Statistical inference of information measures beyond i.i.d.

Monday, October 08, 2018
EER 3.646 - Blaschke Conference Room

Recent years have witnessed significant progress in entropy estimation, in particular in the large alphabet regime. Concretely, there exist efficiently computable information theoretically optimal estimators whose performance with n samples is essentially that of the maximum likelihood estimator with n log(n) samples, a phenomenon termed ``effective sample size boosting''. Generalizations to processes with memory (estimation of the entropy rate) and continuous distributions (estimation of the differential entropy) have remained largely open. This talk is about the challenges behind those generalizations and recent progress in this direction. For estimating the entropy rate of a Markov chain, we show that when the mixing time is not too slow, the information theoretic limit is S^2/log(S) samples, where S is the size of the state space.
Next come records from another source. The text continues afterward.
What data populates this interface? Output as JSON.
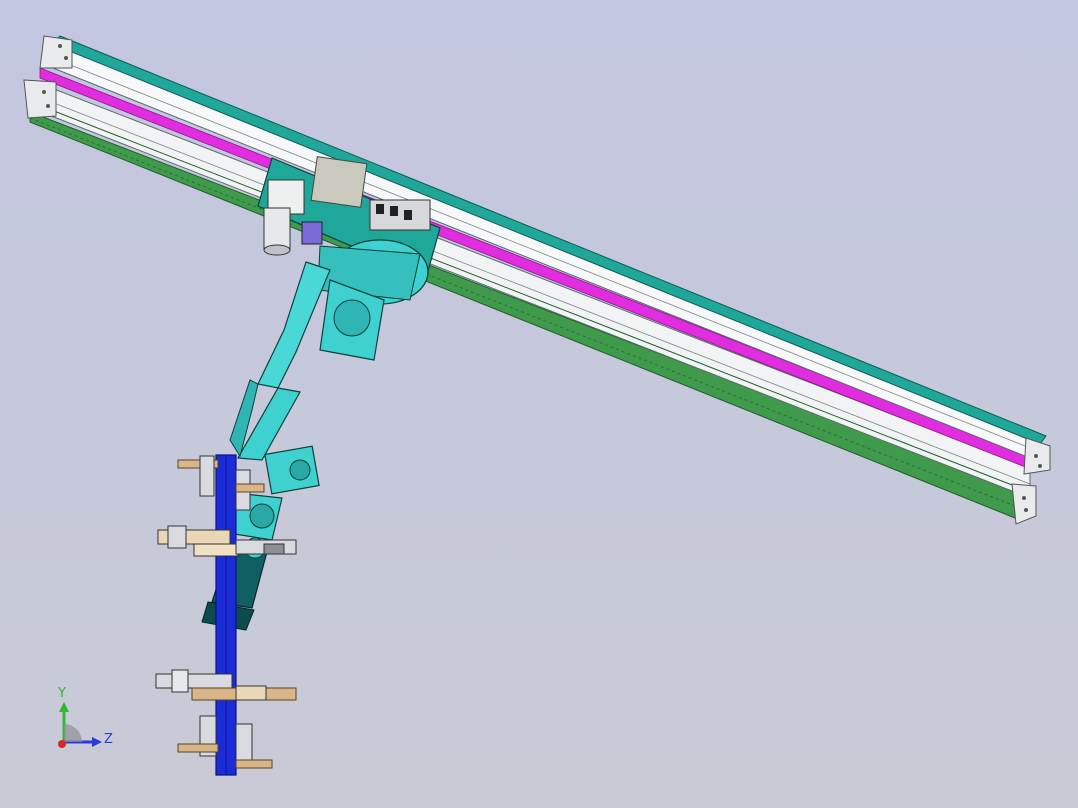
{
  "triad": {
    "y_label": "Y",
    "z_label": "Z",
    "y_color": "#2fb82f",
    "z_color": "#2a3bd8",
    "origin_color": "#d9262a"
  },
  "colors": {
    "background": "#c4c7dd",
    "rail_teal": "#1fa79a",
    "rail_white": "#f4f6f7",
    "rail_magenta": "#e22ce0",
    "rail_green": "#3f9a4c",
    "robot_cyan": "#3fd1cf",
    "robot_dark": "#0f5f63",
    "fixture_blue": "#1c2bd8",
    "gripper_tan": "#d8b68a",
    "gripper_gray": "#d9dbe0"
  }
}
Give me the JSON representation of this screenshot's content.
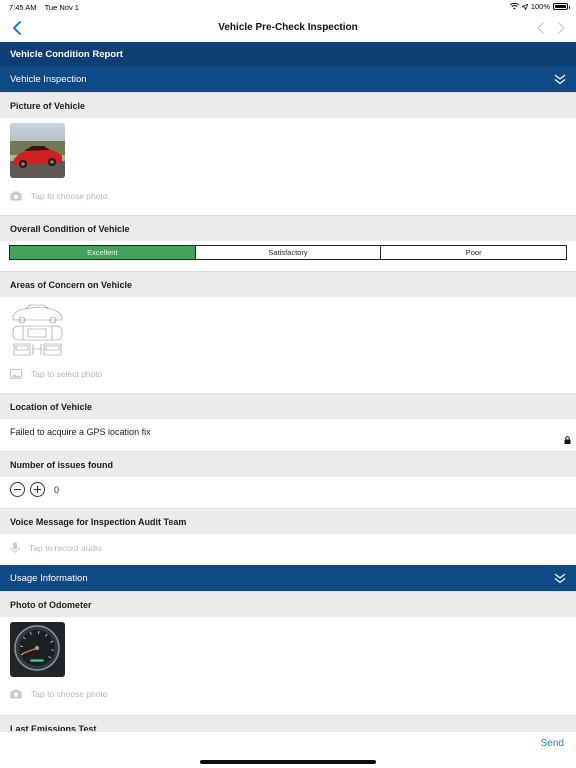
{
  "status": {
    "time": "7:45 AM",
    "date": "Tue Nov 1",
    "battery": "100%"
  },
  "nav": {
    "title": "Vehicle Pre-Check Inspection"
  },
  "report": {
    "title": "Vehicle Condition Report"
  },
  "sections": {
    "inspection": "Vehicle Inspection",
    "usage": "Usage Information"
  },
  "fields": {
    "picture": {
      "label": "Picture of Vehicle",
      "hint": "Tap to choose photo"
    },
    "condition": {
      "label": "Overall Condition of Vehicle",
      "options": [
        "Excellent",
        "Satisfactory",
        "Poor"
      ],
      "selected": "Excellent"
    },
    "areas": {
      "label": "Areas of Concern on Vehicle",
      "hint": "Tap to select photo"
    },
    "location": {
      "label": "Location of Vehicle",
      "value": "Failed to acquire a GPS location fix"
    },
    "issues": {
      "label": "Number of issues found",
      "value": "0"
    },
    "voice": {
      "label": "Voice Message for Inspection Audit Team",
      "hint": "Tap to record audio"
    },
    "odometer": {
      "label": "Photo of Odometer",
      "hint": "Tap to choose photo"
    },
    "emissions": {
      "label": "Last Emissions Test"
    }
  },
  "footer": {
    "send": "Send"
  },
  "colors": {
    "header": "#0d3f74",
    "section": "#0f4a86",
    "accent": "#1a7de0",
    "selected": "#43a35b"
  }
}
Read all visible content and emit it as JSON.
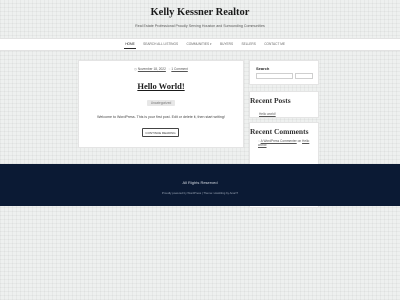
{
  "site": {
    "title": "Kelly Kessner Realtor",
    "tagline": "Real Estate Professional Proudly Serving Houston and Surrounding Communities"
  },
  "nav": {
    "items": [
      {
        "label": "Home"
      },
      {
        "label": "Search All Listings"
      },
      {
        "label": "Communities ▾"
      },
      {
        "label": "Buyers"
      },
      {
        "label": "Sellers"
      },
      {
        "label": "Contact Me"
      }
    ]
  },
  "post": {
    "date": "November 18, 2022",
    "comments": "1 Comment",
    "title": "Hello World!",
    "category": "Uncategorized",
    "excerpt": "Welcome to WordPress. This is your first post. Edit or delete it, then start writing!",
    "more": "Continue Reading"
  },
  "sidebar": {
    "search_title": "Search",
    "recent_posts_title": "Recent Posts",
    "recent_posts": [
      "Hello world!"
    ],
    "recent_comments_title": "Recent Comments",
    "comment_author": "A WordPress Commenter",
    "comment_on": " on ",
    "comment_post": "Hello world!"
  },
  "footer": {
    "rights": "All Rights Reserved",
    "credits": "Proudly powered by WordPress   |   Theme: Hostitting by AnarIT"
  }
}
In contrast, the empirical entropy rate requires S^2 samples to achieve consistency even if the Markov chain is memoryless. We propose a general approach to achieve the S^2/log(S) sample complexity, and illustrate our results through estimating the entropy rate of the English language from the Google 1 Billion Word Dataset. For differential entropy estimation, we characterize the minimax behavior over Lipschitz balls in both the compactly supported case and sub-Gaussian case without assuming the usual assumption that the density is bounded away from zero, and show that a fixed-k nearest neighbor estimator adaptively achieves the minimax rates up to logarithmic factors without knowing the smoothness of the density. The "effective sample size boosting" phenomenon holds in both the Markov case and the case of continuous distributions.


Assistant Professor
University of California, Berkeley

Jiantao Jiao is an Assistant Professor in the Department of Electrical Engineering and Computer Sciences at University of California, Berkeley. He received his B.Eng. degree in Electronic Engineering from Tsinghua University, Beijing, China in 2012, and his M.Sc. and Ph.D. degrees in Electrical Engineering from Stanford University in 2014 and 2018, respectively. His research interests are in statistical machine learning, high-dimensional and nonparametric statistics, mathematical programming, applied probability, information theory, and their applications. He is a co-founder of EduBrain (, building AI systems for education.